Although attention towards MIS has increased, indications for and timing of MIS treatment are under discussion. Klebe et al. reported that a majority of MIS patients had received only follow-up, while the remaining patients received active treatment [14]. These researchers also reported variation in the time of progression from MIS; 15% of the MIS cases progressed to invasive mesothelioma within 6–12 months, while 35% showed progression ≥ 4 years later [14]. We speculate that one reason for this variation may be due to genetic abnormalities. We believe that careful follow-up or early intervention can be crucial for MIS patients, at least those with MTAP loss and/or CDKN2A homozygous deletions.

Cell-in-cell engulfment, also known as cell-within-cell arrangements or cell-in-cell invasion, is one form of the nonapoptotic cell death process in matrix-detached cells [15]. Cell-in-cell engulfment is distinguished from cell-to-cell apposition, which is adhesion; cell-to-cell apposition is found in stimulated mesothelial cells, whether malignant or benign, while cell-in-cell engulfment is more frequently observed in mesothelioma [7, 8]. Pleural mesothelioma cells with 9p21 homozygous deletion have been reported to show significantly higher frequent cell-in-cell engulfment than benign reactive mesothelial cells (mean, 17.4–20.6% for mesothelioma, 3.5–4.1% for benign reactive mesothelial cells) [7, 8]. The percentage of cell-in-cell engulfment in the first cytological sample of our case was 7.3%, which was much lower than that in mesothelioma but almost twice as frequent as that in benign reactive mesothelial cells [7, 8]. Cell-in-cell engulfment is infrequently seen in histological samples, suggesting that this pattern occurs during or after exfoliation of tumor cells into the body cavity fluid [2]. The International Mesothelioma Interest Group guidelines suggest the following nine cytomorphological criteria indicating mesothelioma, which includes cell-in-cell engulfment as a cell-within-cell arrangement: 1) high cellularity, 2) large size, 3) papillary clusters, 4) acidophilic matrix, 5) macronucleoli, 6) protrusion from the cell membrane, 7) prominent degree of cell-within-cell arrangement, 8) multinucleated cells, and 9) vacuoles overlapping the nuclei on Giemsa staining [6]. Although it is challenging to suspect malignant mesothelioma because cytological findings of our first cytology sample met few of these criteria and were not typical of invasive mesothelioma, our case shows that cell-in-cell engulfment may be prominent in the cytomorphology of early-stage mesothelioma. This also suggested the necessity of paying attention to not only overt cytomorphological findings but also cell-in-cell engulfment, because this might be observed from the very early stages of mesothelioma.
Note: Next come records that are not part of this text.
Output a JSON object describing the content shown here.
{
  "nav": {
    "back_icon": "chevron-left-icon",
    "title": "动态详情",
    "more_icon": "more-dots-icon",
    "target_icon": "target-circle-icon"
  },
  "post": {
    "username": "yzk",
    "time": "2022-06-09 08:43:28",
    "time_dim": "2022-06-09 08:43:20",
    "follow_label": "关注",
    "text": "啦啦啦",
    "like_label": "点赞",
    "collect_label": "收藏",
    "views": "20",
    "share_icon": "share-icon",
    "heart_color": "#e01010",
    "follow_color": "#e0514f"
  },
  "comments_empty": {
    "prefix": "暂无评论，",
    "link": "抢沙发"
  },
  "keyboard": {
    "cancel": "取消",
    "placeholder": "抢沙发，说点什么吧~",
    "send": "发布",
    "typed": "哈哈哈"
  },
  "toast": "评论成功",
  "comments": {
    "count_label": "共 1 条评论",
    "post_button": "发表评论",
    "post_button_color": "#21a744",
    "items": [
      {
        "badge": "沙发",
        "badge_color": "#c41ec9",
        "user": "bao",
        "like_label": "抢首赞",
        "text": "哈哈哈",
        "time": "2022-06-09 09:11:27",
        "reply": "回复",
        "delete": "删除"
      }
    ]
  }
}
Our study has a few limitations. First, there is always a limitation in regard to the representativity of the samples, especially in the second biopsy, where cytology was also performed using the washing of the needle used for the biopsy (which explains the same cell population). Because of this sampling issue, a biphasic mesothelioma can not be completely ruled out. A great opportunity to be able to do proper sampling would have been an autopsy, but this was unfortunately not performed. Second, whether MIS really progressed to this tumor consisting of sarcomatoid or spindle cells can only be proven with a clonal-evolution type of genomic analysis. However, it is noteworthy and interesting that sarcomatoid tumor cells occurred 9 months after the initial MIS diagnosis.
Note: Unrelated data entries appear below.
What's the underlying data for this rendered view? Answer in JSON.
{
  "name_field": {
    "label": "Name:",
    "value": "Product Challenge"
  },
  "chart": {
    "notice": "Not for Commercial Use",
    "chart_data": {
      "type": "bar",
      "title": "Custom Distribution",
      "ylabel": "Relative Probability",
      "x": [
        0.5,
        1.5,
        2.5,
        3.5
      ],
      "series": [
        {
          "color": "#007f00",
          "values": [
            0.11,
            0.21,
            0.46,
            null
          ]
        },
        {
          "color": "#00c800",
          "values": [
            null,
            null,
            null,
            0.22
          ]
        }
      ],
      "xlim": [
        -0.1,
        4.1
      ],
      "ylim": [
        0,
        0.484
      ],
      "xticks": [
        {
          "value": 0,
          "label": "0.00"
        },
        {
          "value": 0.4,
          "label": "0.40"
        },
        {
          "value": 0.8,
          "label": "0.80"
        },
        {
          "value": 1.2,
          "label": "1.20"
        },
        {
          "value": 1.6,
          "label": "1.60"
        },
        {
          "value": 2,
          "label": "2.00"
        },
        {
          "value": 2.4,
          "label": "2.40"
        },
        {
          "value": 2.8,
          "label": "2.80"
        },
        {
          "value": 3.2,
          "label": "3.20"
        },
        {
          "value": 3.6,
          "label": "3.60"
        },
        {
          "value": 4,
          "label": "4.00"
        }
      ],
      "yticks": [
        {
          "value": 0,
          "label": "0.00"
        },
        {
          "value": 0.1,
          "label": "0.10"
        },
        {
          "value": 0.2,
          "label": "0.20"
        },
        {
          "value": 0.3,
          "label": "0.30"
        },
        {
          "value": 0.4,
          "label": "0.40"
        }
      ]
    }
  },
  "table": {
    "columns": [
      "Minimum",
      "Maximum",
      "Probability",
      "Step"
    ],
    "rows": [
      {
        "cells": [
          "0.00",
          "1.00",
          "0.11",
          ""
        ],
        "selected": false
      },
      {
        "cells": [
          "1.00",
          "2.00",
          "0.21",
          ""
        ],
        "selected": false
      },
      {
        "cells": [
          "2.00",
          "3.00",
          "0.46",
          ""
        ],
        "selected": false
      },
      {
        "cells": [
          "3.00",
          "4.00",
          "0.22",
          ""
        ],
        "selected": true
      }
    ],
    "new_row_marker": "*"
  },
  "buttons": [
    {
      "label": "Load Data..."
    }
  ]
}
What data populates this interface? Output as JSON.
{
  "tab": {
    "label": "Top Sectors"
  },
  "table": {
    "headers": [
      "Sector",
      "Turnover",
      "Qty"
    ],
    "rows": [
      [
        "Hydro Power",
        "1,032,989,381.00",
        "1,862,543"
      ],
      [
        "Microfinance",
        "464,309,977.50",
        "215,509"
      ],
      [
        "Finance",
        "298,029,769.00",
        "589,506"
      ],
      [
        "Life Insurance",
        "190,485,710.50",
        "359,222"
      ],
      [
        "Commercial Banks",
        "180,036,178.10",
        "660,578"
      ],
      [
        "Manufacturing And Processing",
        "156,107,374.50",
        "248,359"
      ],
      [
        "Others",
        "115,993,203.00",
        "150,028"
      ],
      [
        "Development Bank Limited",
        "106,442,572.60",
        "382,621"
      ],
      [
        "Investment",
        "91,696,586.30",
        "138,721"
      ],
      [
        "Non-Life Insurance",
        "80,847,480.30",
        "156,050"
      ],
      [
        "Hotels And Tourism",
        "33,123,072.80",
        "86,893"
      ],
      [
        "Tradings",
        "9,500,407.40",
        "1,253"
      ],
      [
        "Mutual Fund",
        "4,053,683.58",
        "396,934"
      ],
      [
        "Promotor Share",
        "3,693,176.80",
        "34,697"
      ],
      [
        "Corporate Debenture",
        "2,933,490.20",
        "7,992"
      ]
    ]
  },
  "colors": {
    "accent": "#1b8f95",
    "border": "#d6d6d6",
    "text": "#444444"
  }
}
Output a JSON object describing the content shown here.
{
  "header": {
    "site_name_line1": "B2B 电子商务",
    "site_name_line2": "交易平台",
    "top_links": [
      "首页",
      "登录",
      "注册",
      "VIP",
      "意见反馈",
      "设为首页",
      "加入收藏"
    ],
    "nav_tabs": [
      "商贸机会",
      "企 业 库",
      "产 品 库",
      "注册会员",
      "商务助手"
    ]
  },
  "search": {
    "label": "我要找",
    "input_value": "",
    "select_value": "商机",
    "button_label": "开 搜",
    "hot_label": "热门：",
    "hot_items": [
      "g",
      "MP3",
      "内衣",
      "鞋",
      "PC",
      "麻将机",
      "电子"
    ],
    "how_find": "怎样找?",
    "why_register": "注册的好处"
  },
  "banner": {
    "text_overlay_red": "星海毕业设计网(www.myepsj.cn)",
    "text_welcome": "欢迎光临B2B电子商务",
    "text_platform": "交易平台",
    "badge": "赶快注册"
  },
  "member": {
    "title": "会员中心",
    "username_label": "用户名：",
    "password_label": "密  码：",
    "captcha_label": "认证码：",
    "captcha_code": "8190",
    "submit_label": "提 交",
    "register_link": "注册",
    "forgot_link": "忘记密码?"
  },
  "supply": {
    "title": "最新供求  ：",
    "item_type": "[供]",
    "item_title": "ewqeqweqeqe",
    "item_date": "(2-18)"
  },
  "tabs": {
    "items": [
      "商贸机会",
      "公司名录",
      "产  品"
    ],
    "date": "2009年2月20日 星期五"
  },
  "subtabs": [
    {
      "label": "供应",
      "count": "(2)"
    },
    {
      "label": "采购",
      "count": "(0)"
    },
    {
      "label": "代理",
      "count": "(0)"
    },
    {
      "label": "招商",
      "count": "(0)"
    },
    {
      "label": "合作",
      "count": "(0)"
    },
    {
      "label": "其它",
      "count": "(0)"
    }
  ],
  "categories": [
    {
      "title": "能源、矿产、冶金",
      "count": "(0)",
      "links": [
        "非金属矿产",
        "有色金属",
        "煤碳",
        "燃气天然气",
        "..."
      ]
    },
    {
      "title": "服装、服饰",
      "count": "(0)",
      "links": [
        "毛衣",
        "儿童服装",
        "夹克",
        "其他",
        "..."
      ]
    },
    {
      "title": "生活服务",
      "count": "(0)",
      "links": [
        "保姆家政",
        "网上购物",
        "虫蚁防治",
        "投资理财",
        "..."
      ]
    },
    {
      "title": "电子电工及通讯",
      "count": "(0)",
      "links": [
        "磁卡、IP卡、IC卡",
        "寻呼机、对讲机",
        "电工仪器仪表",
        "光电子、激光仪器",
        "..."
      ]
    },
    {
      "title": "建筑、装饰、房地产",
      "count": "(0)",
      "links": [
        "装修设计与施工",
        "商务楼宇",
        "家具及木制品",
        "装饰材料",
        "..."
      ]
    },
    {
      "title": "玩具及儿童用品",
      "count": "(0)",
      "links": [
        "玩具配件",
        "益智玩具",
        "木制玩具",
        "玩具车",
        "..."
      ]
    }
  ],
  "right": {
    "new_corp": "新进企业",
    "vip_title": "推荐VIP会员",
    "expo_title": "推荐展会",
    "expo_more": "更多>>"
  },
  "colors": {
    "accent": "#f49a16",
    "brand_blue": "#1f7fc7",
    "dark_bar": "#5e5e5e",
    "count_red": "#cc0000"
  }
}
In conclusion, MTAP loss and/or CDKN2A homozygous deletion in MIS may indicate aggressive features, based on our two MIS cases with MTAP loss and CDKN2A homozygous deletions that ultimately showed invasive mesothelioma with sarcomatoid morphology. Re-biopsy of invasive lesions after diagnosing MIS is essential, especially for MIS presenting with these types of genetic abnormalities. When the number of mesothelial cells with cell-in-cell engulfment is high, the possibility of mesothelioma should be considered, even if there are no overt atypical cytological findings on effusion cytology.